Wie is de Waalkade voor mij, is het een vriend? Een gids? Of weet ik het nog niet? In de geribbelde damwand laat ik kleine kolkjes ontstaan, waarvoor? De Waalkade laat ik roesten, groen uitslaan, ik laat schepen stijgen en dalen langs de Waalkade. De schepen varen over mij heen, en stoten hun uitlaatgassen naar de hemel. Deze uitlaatgassen zullen mij helpen stijgen, stijgen langs de Waalkade. Soms manoeuvreert een schip zich zacht tegen de Waalkade aan, de Waalkade trilt lichtjes als de zware kolos over mij heen tegen de Waalkade schuift. Hij, de Waalkade is een rustplek, en een bescherming tegen mij.
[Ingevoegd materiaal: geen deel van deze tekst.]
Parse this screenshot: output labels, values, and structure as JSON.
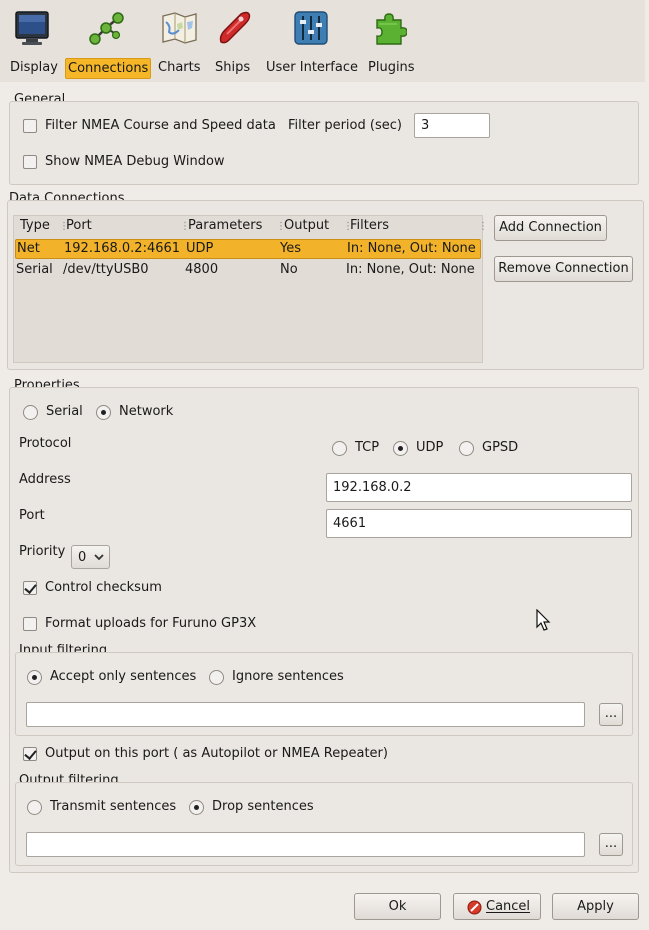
{
  "toolbar": {
    "tabs": [
      {
        "label": "Display",
        "icon": "monitor-icon"
      },
      {
        "label": "Connections",
        "icon": "connections-icon"
      },
      {
        "label": "Charts",
        "icon": "charts-icon"
      },
      {
        "label": "Ships",
        "icon": "ship-icon"
      },
      {
        "label": "User Interface",
        "icon": "sliders-icon"
      },
      {
        "label": "Plugins",
        "icon": "puzzle-icon"
      }
    ],
    "active_tab": "Connections"
  },
  "general": {
    "title": "General",
    "filter_nmea_label": "Filter NMEA Course and Speed data",
    "filter_nmea_checked": false,
    "filter_period_label": "Filter period (sec)",
    "filter_period_value": "3",
    "show_debug_label": "Show NMEA Debug Window",
    "show_debug_checked": false
  },
  "data_connections": {
    "title": "Data Connections",
    "columns": [
      "Type",
      "Port",
      "Parameters",
      "Output",
      "Filters"
    ],
    "rows": [
      {
        "type": "Net",
        "port": "192.168.0.2:4661",
        "parameters": "UDP",
        "output": "Yes",
        "filters": "In: None, Out: None",
        "selected": true
      },
      {
        "type": "Serial",
        "port": "/dev/ttyUSB0",
        "parameters": "4800",
        "output": "No",
        "filters": "In: None, Out: None",
        "selected": false
      }
    ],
    "add_button": "Add Connection",
    "remove_button": "Remove Connection"
  },
  "properties": {
    "title": "Properties",
    "mode_serial_label": "Serial",
    "mode_network_label": "Network",
    "mode_selected": "Network",
    "protocol_label": "Protocol",
    "protocol_options": [
      "TCP",
      "UDP",
      "GPSD"
    ],
    "protocol_selected": "UDP",
    "address_label": "Address",
    "address_value": "192.168.0.2",
    "port_label": "Port",
    "port_value": "4661",
    "priority_label": "Priority",
    "priority_value": "0",
    "control_checksum_label": "Control checksum",
    "control_checksum_checked": true,
    "furuno_label": "Format uploads for Furuno GP3X",
    "furuno_checked": false,
    "input_filtering": {
      "title": "Input filtering",
      "accept_label": "Accept only sentences",
      "ignore_label": "Ignore sentences",
      "selected": "accept",
      "sentences_value": "",
      "browse_label": "..."
    },
    "output_on_port_label": "Output on this port ( as Autopilot or NMEA Repeater)",
    "output_on_port_checked": true,
    "output_filtering": {
      "title": "Output filtering",
      "transmit_label": "Transmit sentences",
      "drop_label": "Drop sentences",
      "selected": "drop",
      "sentences_value": "",
      "browse_label": "..."
    }
  },
  "footer": {
    "ok_label": "Ok",
    "cancel_label": "Cancel",
    "apply_label": "Apply"
  },
  "colors": {
    "accent": "#f2b32a",
    "background": "#efebe7"
  }
}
In het verleden had ik vrij toegang tot de oevers van Nijmegen, Hij, de Waalkade was er toen nog niet, Nijmegen vreesde voor mij, vanwege de tijden dat ik buiten de oevers trad. Nu is Hij, De Waalkade er. Eens zal ik hem overwinnen, die roestige, met alg besmeurde kade muur. Het mensenkind verstevigd hem, om hem sterker te doen laten zijn. Tegelijkertijd helpt het mensenkind mij, door de temperatuur te laten stijgen, en zo mijn hoogte te doen laten stijgen. -
Ik ben de Waalkade, Zij is het reizende water. Zij laat mij zien, of zij bedekt mij met haar waterig water. Ik de Waalkade voel haar langs me heen schuren, wanneer ze toornig is, beukt ze tegen me aan. Ik de Waalkade maak me geen zorgen, natuurlijk ze overstijgt me af en toe, en vloeit over me heen, maar ik zal er altijd zijn als een rots in de branding. Het mensenkind helpt me daarbij, door mij te verstevigen en te onderhouden. Ik zal altijd die grens zijn, de grens tussen water en land, de grens tussen water en de stad die mij helpt.
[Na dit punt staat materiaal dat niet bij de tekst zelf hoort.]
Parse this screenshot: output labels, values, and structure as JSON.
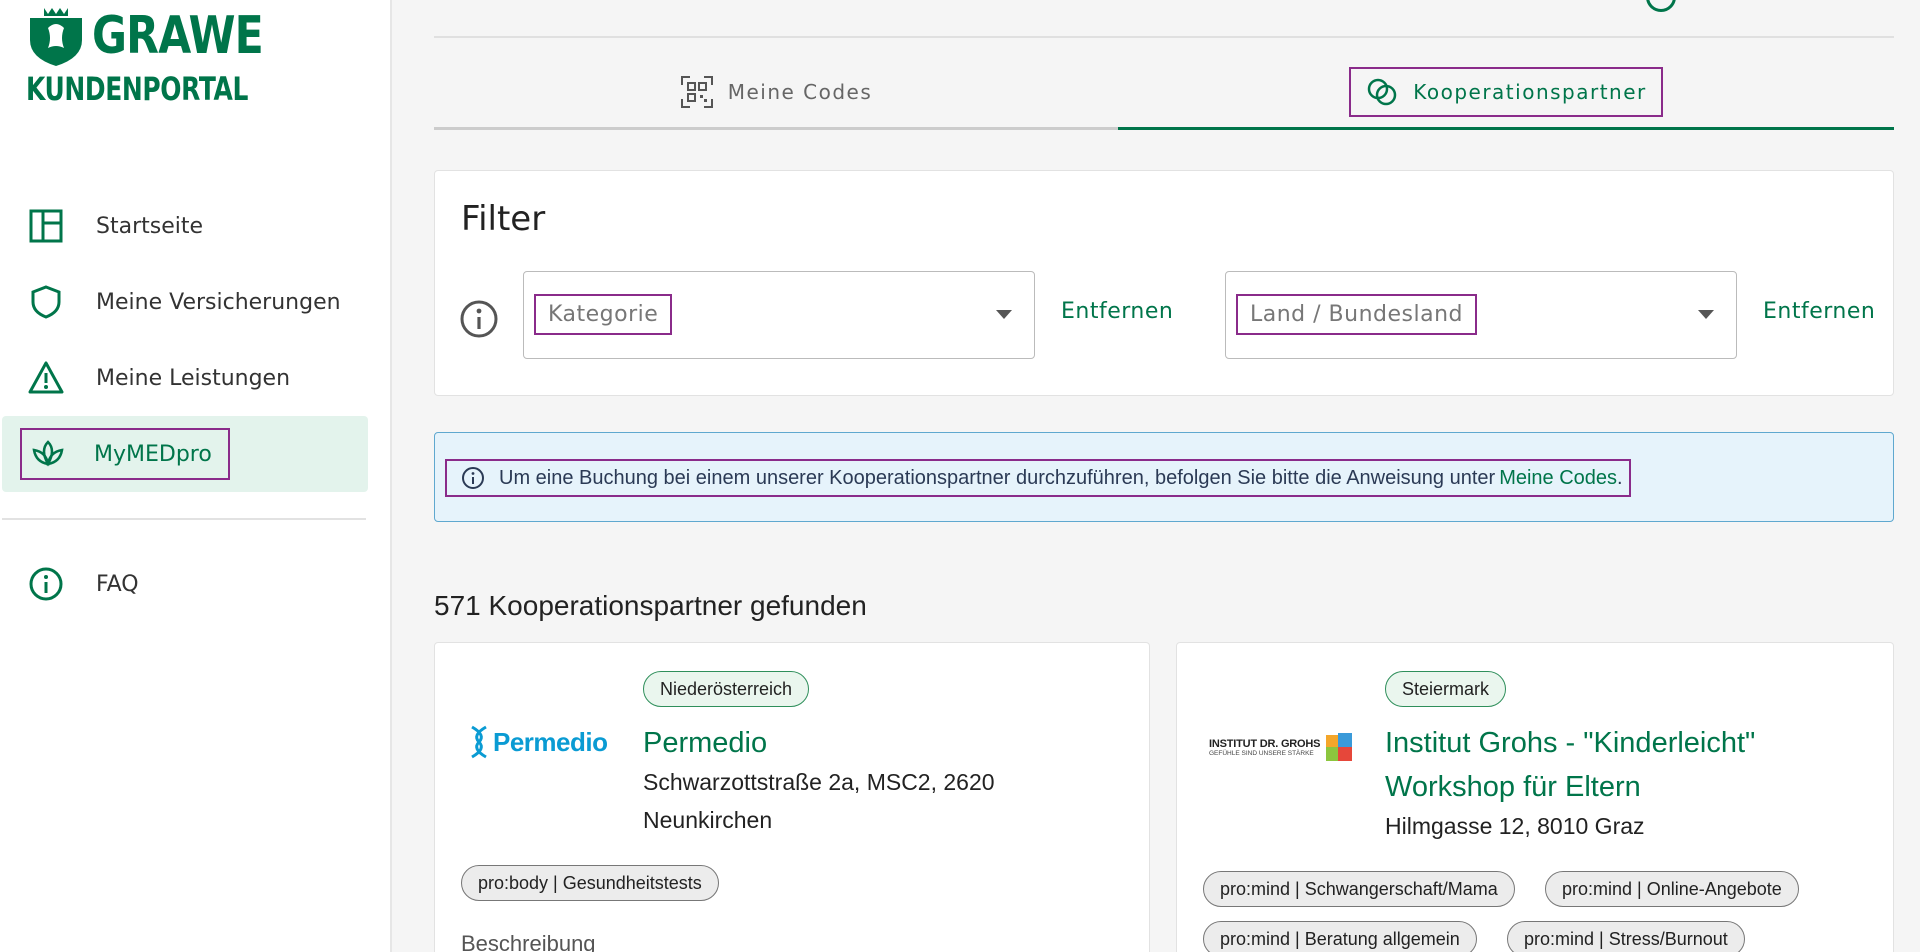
{
  "brand": {
    "logo_top": "GRAWE",
    "logo_sub": "KUNDENPORTAL",
    "primary_color": "#00754a",
    "highlight_color": "#8a2b8a"
  },
  "sidebar": {
    "items": [
      {
        "label": "Startseite",
        "icon": "dashboard-icon"
      },
      {
        "label": "Meine Versicherungen",
        "icon": "shield-icon"
      },
      {
        "label": "Meine Leistungen",
        "icon": "warning-icon"
      },
      {
        "label": "MyMEDpro",
        "icon": "lotus-icon",
        "active": true
      }
    ],
    "faq": {
      "label": "FAQ",
      "icon": "info-icon"
    }
  },
  "tabs": [
    {
      "label": "Meine Codes",
      "icon": "qr-code-icon"
    },
    {
      "label": "Kooperationspartner",
      "icon": "link-circles-icon",
      "active": true
    }
  ],
  "filter": {
    "title": "Filter",
    "category_placeholder": "Kategorie",
    "region_placeholder": "Land / Bundesland",
    "remove_label": "Entfernen"
  },
  "banner": {
    "text": "Um eine Buchung bei einem unserer Kooperationspartner durchzuführen, befolgen Sie bitte die Anweisung unter",
    "link": "Meine Codes",
    "suffix": "."
  },
  "results": {
    "count_text": "571 Kooperationspartner gefunden"
  },
  "partners": [
    {
      "region": "Niederösterreich",
      "name": "Permedio",
      "logo_text": "Permedio",
      "address_line1": "Schwarzottstraße 2a, MSC2, 2620",
      "address_line2": "Neunkirchen",
      "tags": [
        "pro:body | Gesundheitstests"
      ],
      "description_label": "Beschreibung"
    },
    {
      "region": "Steiermark",
      "name_line1": "Institut Grohs - \"Kinderleicht\"",
      "name_line2": "Workshop für Eltern",
      "logo_line1": "INSTITUT DR. GROHS",
      "logo_line2": "GEFÜHLE SIND UNSERE STÄRKE",
      "address_line1": "Hilmgasse 12, 8010 Graz",
      "tags": [
        "pro:mind | Schwangerschaft/Mama",
        "pro:mind | Online-Angebote",
        "pro:mind | Beratung allgemein",
        "pro:mind | Stress/Burnout"
      ]
    }
  ]
}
Zij, het reizende water was de afgelopen zomer mager en langzaam, de droogte heeft haar geen goed gedaan, daardoor kon ik mij in volle glorie laten zien, mijn roestig bruin gelaat. Ik stond daar glorieus als een machtige grens tussen water en land. Nu voel ik haar weer stijgen, ze vloeit langs me op, steeds hoger. Maar ik geloof niet dat ze ooit zo machtig zal worden om mij teniet te doen, want ik ben immers de machtige Waalkade, geholpen door mensenhanden.
50 jaar later
Och wat heb ik mij vergist, zij, het reizende water is machtiger dan ooit, wanneer ik naar boven kijk, zie ik haar over mij heen stromen. Mijn aangezicht, mijn roestig bruin gelaat zal nooit meer het zonlicht aanschouwen. Ik hoor haar, het reizende water, over mij heen bruisen, en alles op haar weg vernietigen. Hier en daar zie ik levenloze dingen met haar meedrijven. Ze botsen tegen me aan, of zinken en hopen zich op langs mijn voeten. Ik herinner me de tijd dat ze zwol, sprong en bezit nam van mij, van Nijmegen en van de wereld. Wat heb ik geslapen al die tijd, had ik het maar gemerkt hoe machtig ze werd, had ik maar niet vertrouwd op de mensenkinderen. Zij, het reizende water heeft ons allen overwonnen. Ik de Waalkade, met mijn roestig bruin gelaat, de oude grens, leef voort in de donkerte onder het reizende water, als een stille getuige van vervlogen tijden.